# 10MO Spayed GSD Dominance aggression towards other dogs



## Jerad (Jan 22, 2012)

My wife and I have a 10 month old spayed female GSD who until recently has been wonderful around other dogs. We have socialize her from 9 weeks old and are constantly out and about with this dog. She's constantly around dogs on walks and occasionally gets to go to the dog park to play off leash.

Recently we've noticed that she will excitedly greet a new dog, she almost always licks its face, then after about 10 seconds her hair stands on end, she'll paw at the other dog and growl/bark. If the dog responds aggressively it will escalate into a brawl. I've had to break up one dog scuffle at the dog park. I think this is dominance, when the other dog resists, it makes her mad and she wants to prove herself. Luckily she has always been good around people including small children. 

Any pointers or things I can do? I want to take her around more dogs, but I feel like she freaks other dog owners out when she starts barking and growling.


----------



## Kyleigh (Oct 16, 2012)

Oh the joys of puppies expanding their horizons! My puppy had a different experience when she was "growing" (she still is!) but the end result was the same ... scrapping and sometimes a brawl. 

For your situation, I would do some leash walking with her in a place (not necessarily an off leash park at this stage) but walk where there are lots of other dogs on leash. Let her sniff, count to 5 or 6 and move on. Same thing with the next dog. This way all of her introductions are ending on positive notes. Praise how you see fit. 

From your post, you seem to recognize the split second when she's about to "pull that switch" ... once you've had lots of positive 5-6 second introductions ... let them go a bit longer and then interrupt her behaviour that split second before she can "pull that switch". This way you are letting her know EXACTLY what you want from her. Polite intros are great, sniffing (since you've praised her) and then the interruptions just before she does the unwanted behaviour. 

Depending on the dog, I've used a variety of methods when I've interrupted behaviour, a strong NO can be very effective. Some dogs take to this correction very quickly, others might cringe at the vocalization (or they'll talk back, they are GSDs after all, and sass is their middle name). I wouldn't use a "super strong" correction at this point because you are teaching what you want / don't want. By super strong, I mean prong / choke correction. 

HOWEVER, if after a series of "minor" corrections, your dog is still not getting it, you will, of course, have to up the seriousness of the correction. 

It's so hard to try and give suggestions / information on line because you can't see exactly what the dog is doing. The other thing to take into consideration is the behaviour of the other dog. At 10 months, your pup's not old enough / lacks worldly experience to get all the tricks of the trade of being a dog. She might sense that something's "off" with a dog, but might not have the "right" answer in her brain, and this can cause a scuffle. 

Also, in providing this information, it's simply a guideline as you know your dog better than anyone else.
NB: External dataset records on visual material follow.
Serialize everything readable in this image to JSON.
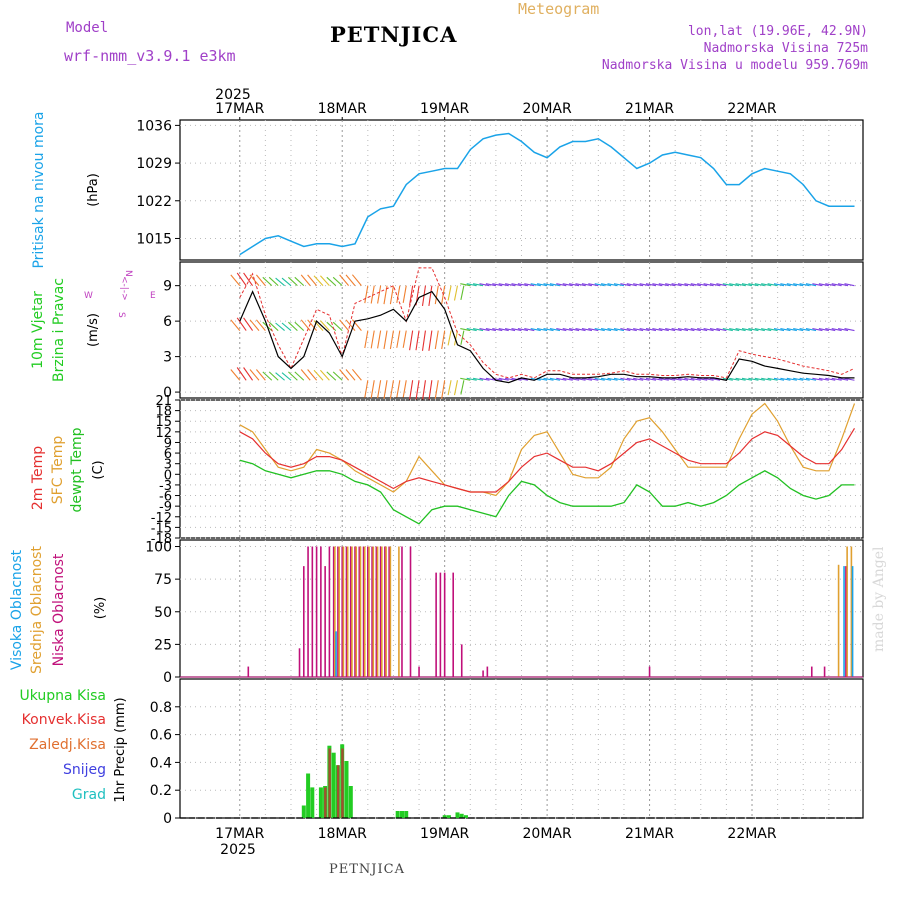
{
  "header": {
    "model_label": "Model",
    "model_name": "wrf-nmm_v3.9.1 e3km",
    "station": "PETNJICA",
    "meteogram": "Meteogram",
    "lonlat": "lon,lat (19.96E, 42.9N)",
    "altitude": "Nadmorska Visina 725m",
    "model_altitude": "Nadmorska Visina u modelu 959.769m",
    "watermark": "made by Angel",
    "footer_station": "PETNJICA"
  },
  "colors": {
    "pressure": "#1aa3e8",
    "wind_speed": "#000000",
    "gust": "#e53030",
    "temp2m": "#e53030",
    "sfc_temp": "#e0a030",
    "dewpoint": "#22c022",
    "cloud_high": "#1aa3e8",
    "cloud_mid": "#e0a030",
    "cloud_low": "#c0107a",
    "precip_total": "#22cc22",
    "precip_conv": "#e53030",
    "precip_frozen": "#e07030",
    "snow": "#4040e0",
    "graupel": "#20c0c0"
  },
  "chart_data": [
    {
      "type": "line",
      "panel": "pressure",
      "title": "Pritisak na nivou mora",
      "ylabel": "(hPa)",
      "ylim": [
        1011,
        1037
      ],
      "yticks": [
        "1036",
        "1029",
        "1022",
        "1015"
      ],
      "top_date_labels": {
        "year": "2025",
        "days": [
          "17MAR",
          "18MAR",
          "19MAR",
          "20MAR",
          "21MAR",
          "22MAR"
        ]
      },
      "x_hours": [
        0,
        3,
        6,
        9,
        12,
        15,
        18,
        21,
        24,
        27,
        30,
        33,
        36,
        39,
        42,
        45,
        48,
        51,
        54,
        57,
        60,
        63,
        66,
        69,
        72,
        75,
        78,
        81,
        84,
        87,
        90,
        93,
        96,
        99,
        102,
        105,
        108,
        111,
        114,
        117,
        120,
        123,
        126,
        129,
        132,
        135,
        138,
        141,
        144
      ],
      "series": [
        {
          "name": "MSLP",
          "values": [
            1012,
            1013.5,
            1015,
            1015.5,
            1014.5,
            1013.5,
            1014,
            1014,
            1013.5,
            1014,
            1019,
            1020.5,
            1021,
            1025,
            1027,
            1027.5,
            1028,
            1028,
            1031.5,
            1033.5,
            1034.2,
            1034.5,
            1033,
            1031,
            1030,
            1032,
            1033,
            1033,
            1033.5,
            1032,
            1030,
            1028,
            1029,
            1030.5,
            1031,
            1030.5,
            1030,
            1028,
            1025,
            1025,
            1027,
            1028,
            1027.5,
            1027,
            1025,
            1022,
            1021,
            1021,
            1021
          ]
        }
      ]
    },
    {
      "type": "line",
      "panel": "wind",
      "title": "10m Vjetar Brzina i Pravac",
      "ylabel": "(m/s)",
      "ylim": [
        -0.5,
        11
      ],
      "yticks": [
        "9",
        "6",
        "3",
        "0"
      ],
      "compass_labels": [
        "N",
        "<-|->",
        "W",
        "E",
        "S"
      ],
      "x_hours": [
        0,
        3,
        6,
        9,
        12,
        15,
        18,
        21,
        24,
        27,
        30,
        33,
        36,
        39,
        42,
        45,
        48,
        51,
        54,
        57,
        60,
        63,
        66,
        69,
        72,
        75,
        78,
        81,
        84,
        87,
        90,
        93,
        96,
        99,
        102,
        105,
        108,
        111,
        114,
        117,
        120,
        123,
        126,
        129,
        132,
        135,
        138,
        141,
        144
      ],
      "series": [
        {
          "name": "Wind speed",
          "values": [
            6,
            8.5,
            6,
            3,
            2,
            3,
            6,
            5,
            3,
            6,
            6.2,
            6.5,
            7,
            6,
            8,
            8.5,
            7,
            4,
            3.5,
            2,
            1,
            0.8,
            1.2,
            1,
            1.5,
            1.5,
            1.2,
            1.2,
            1.3,
            1.5,
            1.5,
            1.3,
            1.3,
            1.2,
            1.2,
            1.3,
            1.2,
            1.2,
            1.0,
            2.8,
            2.6,
            2.2,
            2.0,
            1.8,
            1.6,
            1.5,
            1.4,
            1.2,
            1.2
          ]
        },
        {
          "name": "Gusts",
          "values": [
            8,
            10,
            6.5,
            4,
            2,
            4.5,
            7,
            6.5,
            3,
            7.5,
            8,
            8.5,
            9,
            6,
            10.5,
            10.5,
            8,
            5,
            4,
            2.5,
            1.5,
            1.2,
            1.5,
            1.2,
            1.8,
            1.8,
            1.5,
            1.5,
            1.5,
            1.6,
            1.8,
            1.5,
            1.5,
            1.4,
            1.4,
            1.5,
            1.4,
            1.4,
            1.2,
            3.5,
            3.2,
            3.0,
            2.8,
            2.5,
            2.2,
            2.0,
            1.8,
            1.5,
            2.0
          ]
        }
      ]
    },
    {
      "type": "line",
      "panel": "temperature",
      "title": "2m Temp",
      "title2": "SFC Temp",
      "title3": "dewpt Temp",
      "ylabel": "(C)",
      "ylim": [
        -18,
        21
      ],
      "yticks": [
        "21",
        "18",
        "15",
        "12",
        "9",
        "6",
        "3",
        "0",
        "-3",
        "-6",
        "-9",
        "-12",
        "-15",
        "-18"
      ],
      "x_hours": [
        0,
        3,
        6,
        9,
        12,
        15,
        18,
        21,
        24,
        27,
        30,
        33,
        36,
        39,
        42,
        45,
        48,
        51,
        54,
        57,
        60,
        63,
        66,
        69,
        72,
        75,
        78,
        81,
        84,
        87,
        90,
        93,
        96,
        99,
        102,
        105,
        108,
        111,
        114,
        117,
        120,
        123,
        126,
        129,
        132,
        135,
        138,
        141,
        144
      ],
      "series": [
        {
          "name": "2m Temp",
          "values": [
            12,
            10,
            6,
            3,
            2,
            3,
            5,
            5,
            4,
            2,
            0,
            -2,
            -4,
            -2,
            -1,
            -2,
            -3,
            -4,
            -5,
            -5,
            -5,
            -2,
            2,
            5,
            6,
            4,
            2,
            2,
            1,
            3,
            6,
            9,
            10,
            8,
            6,
            4,
            3,
            3,
            3,
            6,
            10,
            12,
            11,
            8,
            5,
            3,
            3,
            7,
            13
          ]
        },
        {
          "name": "SFC Temp",
          "values": [
            14,
            12,
            7,
            2,
            1,
            2,
            7,
            6,
            4,
            1,
            -1,
            -3,
            -5,
            -2,
            5,
            1,
            -3,
            -4,
            -5,
            -5,
            -6,
            -2,
            7,
            11,
            12,
            6,
            0,
            -1,
            -1,
            2,
            10,
            15,
            16,
            12,
            7,
            2,
            2,
            2,
            2,
            10,
            17,
            20,
            15,
            8,
            2,
            1,
            1,
            10,
            20
          ]
        },
        {
          "name": "Dewpoint",
          "values": [
            4,
            3,
            1,
            0,
            -1,
            0,
            1,
            1,
            0,
            -2,
            -3,
            -5,
            -10,
            -12,
            -14,
            -10,
            -9,
            -9,
            -10,
            -11,
            -12,
            -6,
            -2,
            -3,
            -6,
            -8,
            -9,
            -9,
            -9,
            -9,
            -8,
            -3,
            -5,
            -9,
            -9,
            -8,
            -9,
            -8,
            -6,
            -3,
            -1,
            1,
            -1,
            -4,
            -6,
            -7,
            -6,
            -3,
            -3
          ]
        }
      ]
    },
    {
      "type": "bar",
      "panel": "cloud",
      "title": "Visoka Oblacnost",
      "title2": "Srednja Oblacnost",
      "title3": "Niska Oblacnost",
      "ylabel": "(%)",
      "ylim": [
        0,
        105
      ],
      "yticks": [
        "100",
        "75",
        "50",
        "25",
        "0"
      ],
      "series": [
        {
          "name": "Niska",
          "hours": [
            2,
            14,
            15,
            16,
            17,
            18,
            19,
            20,
            21,
            22,
            23,
            24,
            25,
            26,
            27,
            28,
            29,
            30,
            31,
            32,
            33,
            34,
            35,
            38,
            40,
            42,
            46,
            47,
            48,
            50,
            52,
            57,
            58,
            96,
            134,
            137,
            142
          ],
          "values": [
            8,
            22,
            85,
            100,
            100,
            100,
            100,
            85,
            100,
            100,
            100,
            100,
            100,
            100,
            100,
            100,
            100,
            100,
            100,
            100,
            100,
            100,
            100,
            100,
            100,
            8,
            80,
            80,
            80,
            80,
            25,
            5,
            8,
            8,
            8,
            8,
            85
          ]
        },
        {
          "name": "Srednja",
          "hours": [
            22,
            23,
            24,
            25,
            26,
            27,
            28,
            29,
            30,
            31,
            32,
            33,
            34,
            35,
            37,
            140,
            142,
            143
          ],
          "values": [
            100,
            100,
            100,
            100,
            100,
            100,
            100,
            100,
            100,
            100,
            100,
            100,
            100,
            100,
            100,
            86,
            100,
            100
          ]
        },
        {
          "name": "Visoka",
          "hours": [
            22,
            141,
            143
          ],
          "values": [
            35,
            85,
            85
          ]
        }
      ]
    },
    {
      "type": "bar",
      "panel": "precip",
      "legend": [
        "Ukupna Kisa",
        "Konvek.Kisa",
        "Zaledj.Kisa",
        "Snijeg",
        "Grad"
      ],
      "ylabel": "1hr Precip (mm)",
      "ylim": [
        0,
        1.0
      ],
      "yticks": [
        "0.8",
        "0.6",
        "0.4",
        "0.2",
        "0"
      ],
      "bottom_date_labels": {
        "year": "2025",
        "days": [
          "17MAR",
          "18MAR",
          "19MAR",
          "20MAR",
          "21MAR",
          "22MAR"
        ]
      },
      "series": [
        {
          "name": "Ukupna Kisa",
          "hours": [
            15,
            16,
            17,
            19,
            20,
            21,
            22,
            23,
            24,
            25,
            26,
            37,
            38,
            39,
            48,
            49,
            51,
            52,
            53
          ],
          "values": [
            0.09,
            0.32,
            0.22,
            0.22,
            0.23,
            0.52,
            0.47,
            0.38,
            0.53,
            0.41,
            0.23,
            0.05,
            0.05,
            0.05,
            0.02,
            0.02,
            0.04,
            0.03,
            0.02
          ]
        },
        {
          "name": "Konvek.Kisa",
          "hours": [
            20,
            21,
            23,
            24
          ],
          "values": [
            0.22,
            0.5,
            0.38,
            0.5
          ]
        }
      ]
    }
  ]
}
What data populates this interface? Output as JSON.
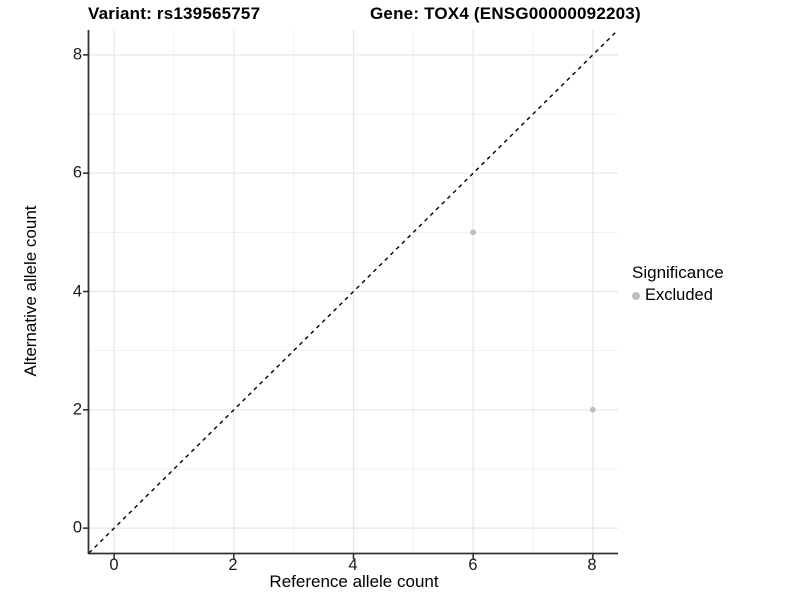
{
  "title": {
    "variant": "Variant: rs139565757",
    "gene": "Gene: TOX4 (ENSG00000092203)"
  },
  "legend": {
    "title": "Significance",
    "items": [
      {
        "label": "Excluded",
        "color": "#bebebe"
      }
    ]
  },
  "chart_data": {
    "type": "scatter",
    "title": "Variant: rs139565757 | Gene: TOX4 (ENSG00000092203)",
    "xlabel": "Reference allele count",
    "ylabel": "Alternative allele count",
    "xlim": [
      -0.42,
      8.42
    ],
    "ylim": [
      -0.42,
      8.42
    ],
    "x_ticks": [
      0,
      2,
      4,
      6,
      8
    ],
    "y_ticks": [
      0,
      2,
      4,
      6,
      8
    ],
    "x_tick_labels": [
      "0",
      "2",
      "4",
      "6",
      "8"
    ],
    "y_tick_labels": [
      "0",
      "2",
      "4",
      "6",
      "8"
    ],
    "minor_x": [
      1,
      3,
      5,
      7
    ],
    "minor_y": [
      1,
      3,
      5,
      7
    ],
    "grid": true,
    "legend_position": "right",
    "reference_line": {
      "type": "identity",
      "slope": 1,
      "intercept": 0,
      "style": "dashed",
      "color": "#000000"
    },
    "series": [
      {
        "name": "Excluded",
        "color": "#bebebe",
        "points": [
          [
            6,
            5
          ],
          [
            8,
            2
          ]
        ]
      }
    ]
  },
  "colors": {
    "background": "#ffffff",
    "grid_major": "#e6e6e6",
    "grid_minor": "#f1f1f1",
    "axis_line": "#333333",
    "point": "#bebebe",
    "dashed_line": "#000000",
    "text": "#000000"
  }
}
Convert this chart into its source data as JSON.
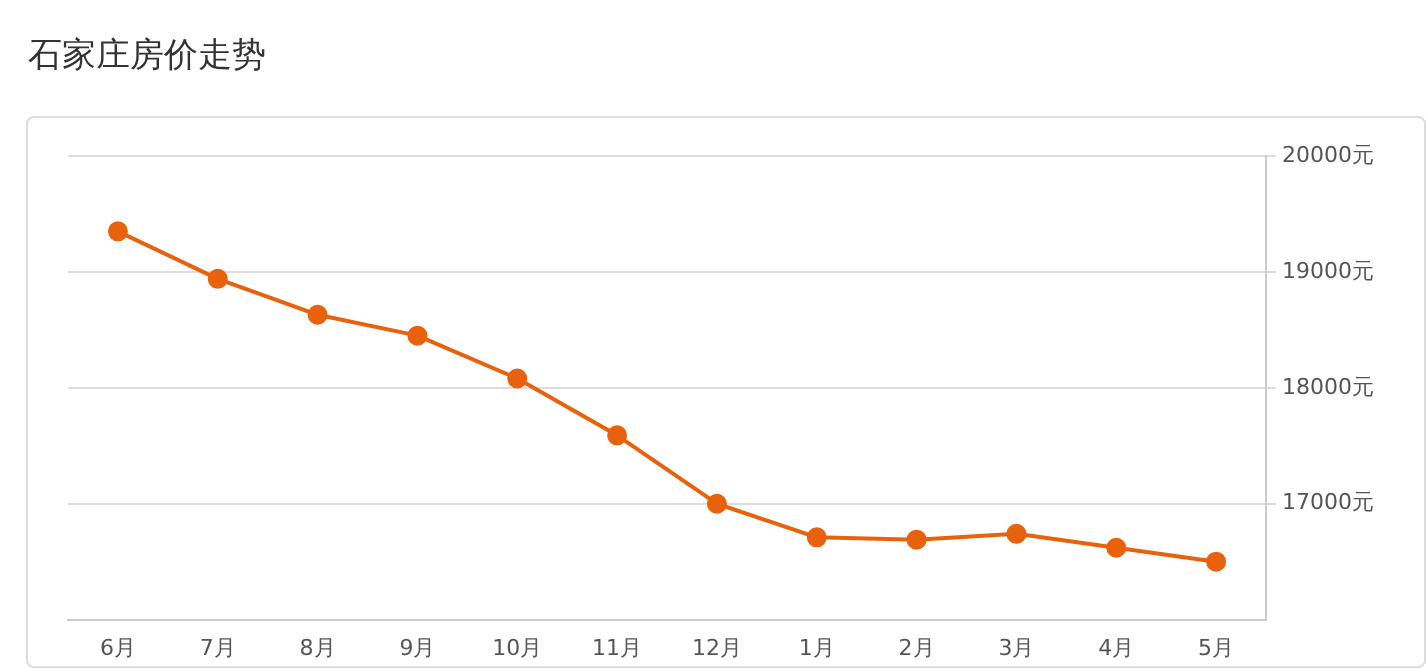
{
  "chart_data": {
    "type": "line",
    "title": "石家庄房价走势",
    "categories": [
      "6月",
      "7月",
      "8月",
      "9月",
      "10月",
      "11月",
      "12月",
      "1月",
      "2月",
      "3月",
      "4月",
      "5月"
    ],
    "series": [
      {
        "color": "#e8620e",
        "values": [
          19350,
          18940,
          18630,
          18450,
          18080,
          17590,
          17000,
          16710,
          16690,
          16740,
          16620,
          16500
        ]
      }
    ],
    "ylim": [
      16000,
      20000
    ],
    "yticks": [
      {
        "value": 17000,
        "label": "17000元"
      },
      {
        "value": 18000,
        "label": "18000元"
      },
      {
        "value": 19000,
        "label": "19000元"
      },
      {
        "value": 20000,
        "label": "20000元"
      }
    ],
    "grid": "y",
    "marker": "circle",
    "line_style": "solid",
    "legend": false
  }
}
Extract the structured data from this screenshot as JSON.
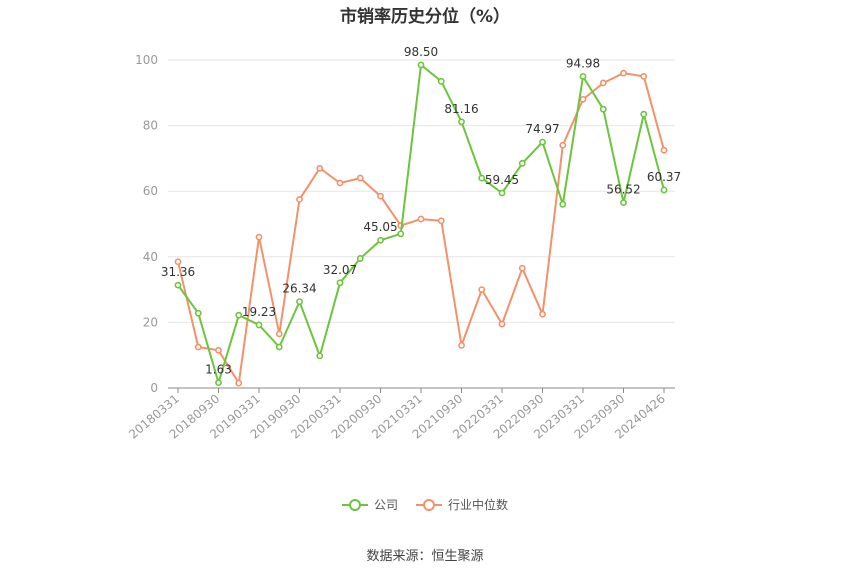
{
  "title": "市销率历史分位（%）",
  "source": "数据来源：恒生聚源",
  "colors": {
    "company": "#6cc53d",
    "industry": "#f5916a",
    "axis": "#888888",
    "grid": "#e6e6e6",
    "label": "#333333",
    "tick": "#999999"
  },
  "chart_data": {
    "type": "line",
    "title": "市销率历史分位（%）",
    "ylim": [
      0,
      100
    ],
    "yticks": [
      0,
      20,
      40,
      60,
      80,
      100
    ],
    "x_tick_labels": [
      "20180331",
      "20180930",
      "20190331",
      "20190930",
      "20200331",
      "20200930",
      "20210331",
      "20210930",
      "20220331",
      "20220930",
      "20230331",
      "20230930",
      "20240426"
    ],
    "grid": "horizontal",
    "legend_position": "bottom",
    "series": [
      {
        "name": "公司",
        "values": [
          31.36,
          22.8,
          1.63,
          22.2,
          19.23,
          12.5,
          26.34,
          9.8,
          32.07,
          39.5,
          45.05,
          47.0,
          98.5,
          93.5,
          81.16,
          64.0,
          59.45,
          68.5,
          74.97,
          56.0,
          94.98,
          85.0,
          56.52,
          83.5,
          60.37
        ],
        "labels": {
          "0": "31.36",
          "2": "1.63",
          "4": "19.23",
          "6": "26.34",
          "8": "32.07",
          "10": "45.05",
          "12": "98.50",
          "14": "81.16",
          "16": "59.45",
          "18": "74.97",
          "20": "94.98",
          "22": "56.52",
          "24": "60.37"
        }
      },
      {
        "name": "行业中位数",
        "values": [
          38.5,
          12.5,
          11.5,
          1.5,
          46.0,
          16.5,
          57.5,
          67.0,
          62.5,
          64.0,
          58.5,
          49.5,
          51.5,
          51.0,
          13.0,
          30.0,
          19.5,
          36.5,
          22.5,
          74.0,
          88.0,
          93.0,
          96.0,
          95.0,
          72.5
        ]
      }
    ]
  },
  "legend": [
    {
      "key": "company",
      "label": "公司"
    },
    {
      "key": "industry",
      "label": "行业中位数"
    }
  ]
}
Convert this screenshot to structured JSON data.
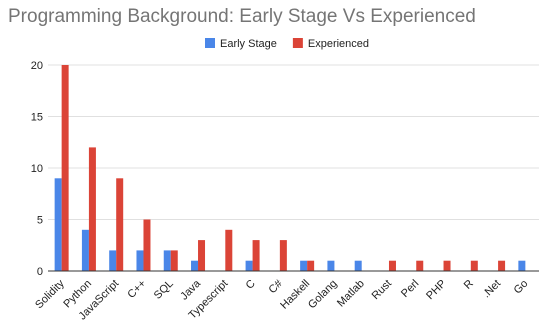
{
  "chart_data": {
    "type": "bar",
    "title": "Programming Background: Early Stage Vs Experienced",
    "categories": [
      "Solidity",
      "Python",
      "JavaScript",
      "C++",
      "SQL",
      "Java",
      "Typescript",
      "C",
      "C#",
      "Haskell",
      "Golang",
      "Matlab",
      "Rust",
      "Perl",
      "PHP",
      "R",
      ".Net",
      "Go"
    ],
    "series": [
      {
        "name": "Early Stage",
        "color": "#4a86e8",
        "values": [
          9,
          4,
          2,
          2,
          2,
          1,
          0,
          1,
          0,
          1,
          1,
          1,
          0,
          0,
          0,
          0,
          0,
          1
        ]
      },
      {
        "name": "Experienced",
        "color": "#db4437",
        "values": [
          20,
          12,
          9,
          5,
          2,
          3,
          4,
          3,
          3,
          1,
          0,
          0,
          1,
          1,
          1,
          1,
          1,
          0
        ]
      }
    ],
    "ylim": [
      0,
      20
    ],
    "yticks": [
      "0",
      "5",
      "10",
      "15",
      "20"
    ],
    "legend": "top-center",
    "grid": true
  }
}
For me, when I'm working with my small zoo, whenever there's an unwanted behaviour that pops up, I reevaluate everything I've done / haven't done, and go back to the basics. 

Lots of luck, and please post back results, I love to read follow up stories.


----------



## Jag (Jul 27, 2012)

Your dog is changing. Developing, and learning. If you don't have her in a class, now would be the time. You need a bomb proof "out", "leave it" and recall. No more off lead until you have all of these. Greet and move along. Praise for the good interaction. Watch her body language. Staring. Posturing. None of that is allowed, and you need to cut off the interaction that second. Start NILF at home. YOU are the leader, and you need to get her off her high horse with other dogs. She may start a fight, but sooner or later she's going to lose one. There's a chance that she's just being a brat if you never saw this before. My boy is already showing signs of wanting to be the 'top dog' in my pack. I suppose it's possible that she just turned into 'super alpha bitch' but I doubt it. More likely the teen butthead phase, but still. You've got to have control and let her know that it's unacceptable and keep her out of fights.


----------



## MaggieRoseLee (Aug 17, 2001)

I'm agreeing with the dog classes. Will help put you more in a leadership role for your pup.

I'd just say your pup is feeling their oats and being 'rude', not appreciated by most dogs and causing the issues. Good thing is you are paying attention so can break up the interaction before it gets over the top.

As Jag mentioned, allow your pup to greet and if she isn't 'polite' then just move on. There are rules, YOU make them, and if they aren't followed then she doesn't get to stay and say hello. 

Key really is to pay attention and not allow it to get out of hand.


----------



## selzer (May 7, 2005)

Hair up, is usually a bit of fearful-reactivity, could be just her age. She is fixed and they do say that fixing females can make them more reactive. I have not found that to be the case though. Still, she is at an awkward teenage stage, correct the behavior, and up the training. The dog park may not be the place for your girl down the road. It is not for all dogs.


----------